We next investigated the robustness of this method when estimating fd in a complex optically heterogeneous volume encountered in small animal models. In this study, the small animal model was established using a freshly euthanized mouse (prior to rigor mortis) and localized FRETing conditions were established using capillary tubes implanted in the abdomen. Specifically, the animal body (from neck to tail) was shaved on the dorsal and ventral side and the capillary tubes were inserted into the model through a 5 mm incision in the lower abdomen on the ventral side. The inclusions were attached to the abdominal organs using an optically clear topical tissue adhesive (GLUture, World Precision Instruments, USA). Figure 5a shows the location of the two capillary tubes as obtained from the 3D CT images. It should be noted that the tube with A:D ratio 1:4 is surrounded by the kidneys and the highly absorbing abdominal organs (e.g., liver, spleen and stomach). Conversely, the tube with A:D ratio of 4:1 is located in the relatively optically homogeneous gut region (with significantly lower optical absorption and scattering). The animal model was then placed in an imaging chamber and restrained by mild compression to a thickness of 15 mm. As described in the previous study, the optical properties of the volume investigated were estimated using time-resolved spectroscopy. The reconstruction of fluorescence yield was done using measurements at 171 detectors uniformly distributed across the model (at intervals of 3 mm along the x-axis and 2 mm along the y-axis) for each of the 36 patterns.
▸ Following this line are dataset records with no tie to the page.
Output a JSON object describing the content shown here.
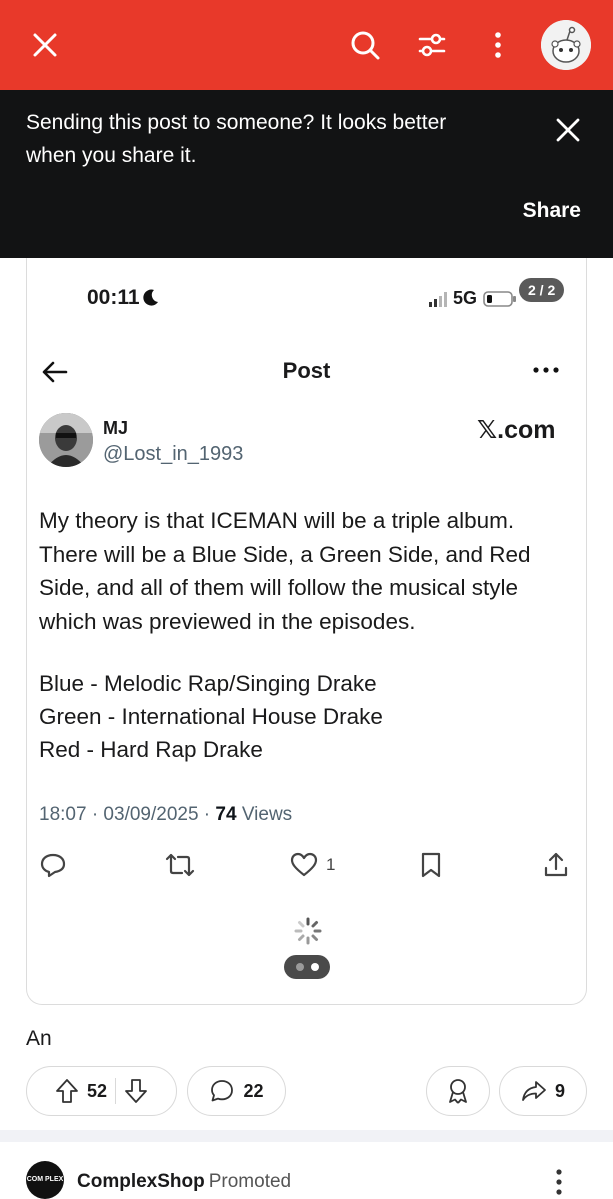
{
  "topbar": {
    "close_icon": "close-icon",
    "search_icon": "search-icon",
    "filter_icon": "filter-icon",
    "more_icon": "more-vertical-icon",
    "avatar_icon": "reddit-snoo-avatar",
    "color": "#e8392a"
  },
  "share_banner": {
    "message": "Sending this post to someone? It looks better when you share it.",
    "share_label": "Share"
  },
  "screenshot": {
    "status_time": "00:11",
    "network": "5G",
    "page_indicator": "2 / 2",
    "header_title": "Post",
    "author_name": "MJ",
    "author_handle": "@Lost_in_1993",
    "brand": "𝕏.com",
    "body_lines": [
      "My theory is that ICEMAN will be a triple album.",
      "There will be a Blue Side, a Green Side, and Red",
      "Side, and all of them will follow the musical style",
      "which was previewed in the episodes."
    ],
    "list_lines": [
      "Blue - Melodic Rap/Singing Drake",
      "Green - International House Drake",
      "Red - Hard Rap Drake"
    ],
    "timestamp": "18:07 · 03/09/2025 · ",
    "views_count": "74",
    "views_label": " Views",
    "likes": "1"
  },
  "post": {
    "title_snippet": "An",
    "upvotes": "52",
    "comments": "22",
    "shares": "9"
  },
  "promo": {
    "logo_text": "COM PLEX",
    "name": "ComplexShop",
    "tag": "Promoted"
  }
}
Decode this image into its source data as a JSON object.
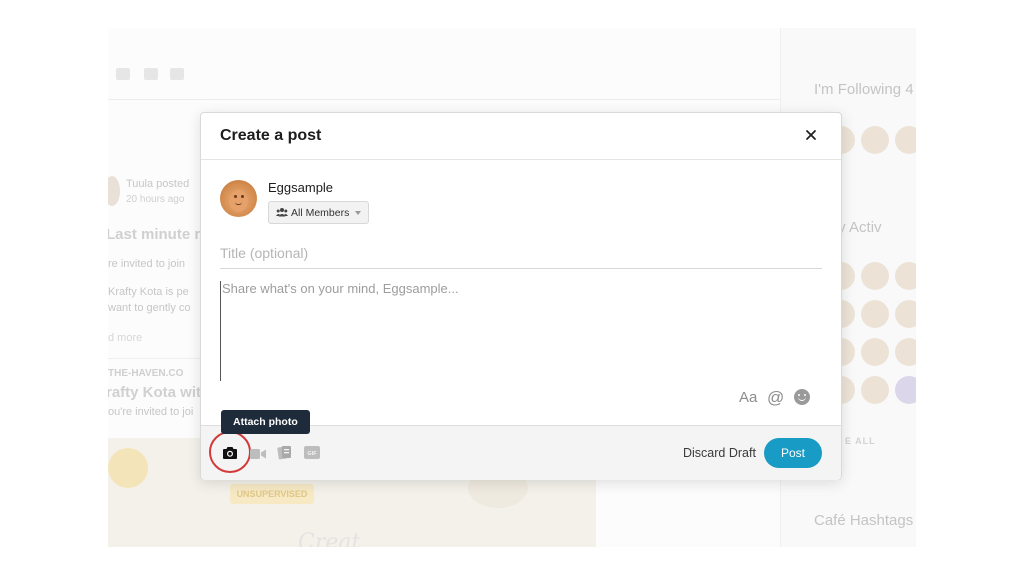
{
  "background": {
    "feed": {
      "poster_name": "Tuula",
      "poster_action": "posted",
      "post_time": "20 hours ago",
      "post_title": "Last minute notic",
      "line1": "re invited to join",
      "line2": "Krafty Kota is pe",
      "line3": "want to gently co",
      "read_more": "d more",
      "source": "THE-HAVEN.CO",
      "link_title": "rafty Kota with",
      "link_desc": "ou're invited to joi",
      "image_badge": "UNSUPERVISED",
      "image_script": "Creat"
    },
    "sidebar": {
      "following_heading": "I'm Following 4",
      "recent_heading": "ently Activ",
      "see_all": "E ALL",
      "hashtags_heading": "Café Hashtags"
    }
  },
  "modal": {
    "title": "Create a post",
    "close_icon": "close-icon",
    "author": {
      "name": "Eggsample",
      "avatar_icon": "egg-avatar"
    },
    "audience": {
      "label": "All Members",
      "icon": "group-icon"
    },
    "title_placeholder": "Title (optional)",
    "body_placeholder": "Share what's on your mind, Eggsample...",
    "formatting": {
      "text_format_label": "Aa",
      "mention_label": "@",
      "emoji_icon": "emoji-icon"
    },
    "tooltip": "Attach photo",
    "attachments": [
      {
        "name": "camera-icon",
        "label": "Attach photo"
      },
      {
        "name": "video-icon"
      },
      {
        "name": "document-icon"
      },
      {
        "name": "gif-icon",
        "label": "GIF"
      }
    ],
    "discard_label": "Discard Draft",
    "post_label": "Post",
    "colors": {
      "accent": "#189bc4",
      "tooltip_bg": "#1d2b3a",
      "highlight": "#d23a3a"
    }
  }
}
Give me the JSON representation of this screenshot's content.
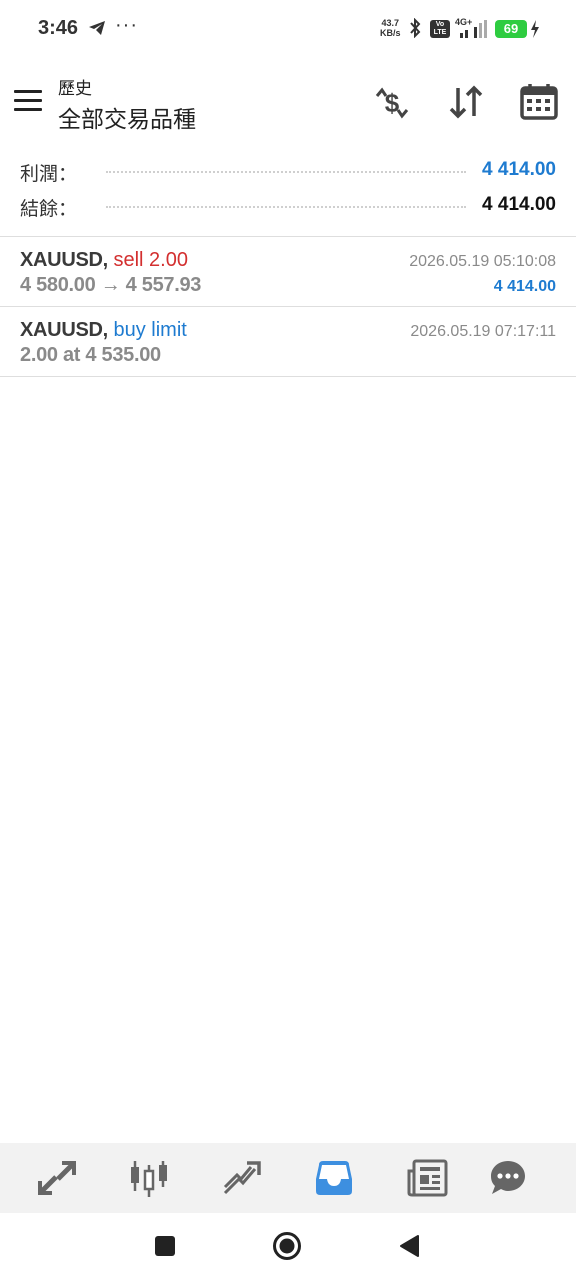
{
  "status_bar": {
    "time": "3:46",
    "more": "···",
    "speed_value": "43.7",
    "speed_unit": "KB/s",
    "volte_top": "Vo",
    "volte_bottom": "LTE",
    "network": "4G+",
    "battery": "69"
  },
  "header": {
    "subtitle": "歷史",
    "title": "全部交易品種"
  },
  "summary": {
    "profit_label": "利潤：",
    "profit_value": "4 414.00",
    "balance_label": "結餘：",
    "balance_value": "4 414.00"
  },
  "trades": [
    {
      "symbol": "XAUUSD,",
      "action": "sell 2.00",
      "detail": "4 580.00 → 4 557.93",
      "time": "2026.05.19 05:10:08",
      "profit": "4 414.00"
    },
    {
      "symbol": "XAUUSD,",
      "action": "buy limit",
      "detail": "2.00 at 4 535.00",
      "time": "2026.05.19 07:17:11"
    }
  ],
  "colors": {
    "sell": "#d32f2f",
    "buy": "#1e7bd0",
    "profit_positive": "#1e7bd0",
    "nav_active": "#3d8fe0",
    "nav_inactive": "#666666"
  },
  "bottom_nav": [
    "quotes-icon",
    "chart-icon",
    "trade-icon",
    "history-icon",
    "news-icon",
    "chat-icon"
  ],
  "system_nav": [
    "recents-icon",
    "home-icon",
    "back-icon"
  ]
}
The feasibility of this approach when imaging complex models was successfully established with the measurement of FRET signal through the mouse model. Figure 5b shows the lifetime contrast in the normalized temporal measurements acquired at point detectors (pixels) approximately above the two capillary tubes. It is worth noting that the lifetime contrast between the two FRET-complexes is retained in the measurements in an optically heterogeneous medium. Figure 5c shows the histogram of estimated FRETing donor lifetime estimated using the fluorescence measurements for all 36 patterns (Mean: 0.32 ns; Std. Dev.: 0.07 ns).

 figure: Fig. 5

Fig. 5 a, 3D rendering of the CT images of the mouse model showing the location of two capillary tubes carrying donor acceptor mixtures with A:D ratio of 1:4 (green) and 4:1 (blue). The black border represents the registered field of view on the optical imaging platform. b, An example of the temporal measurements acquired at detectors directly above the four inclusions when excited by a full-field excitation pattern. c, Histogram of the value of shorter lifetime (FRETing donor) component for all detectors above signal threshold for all excitation patterns.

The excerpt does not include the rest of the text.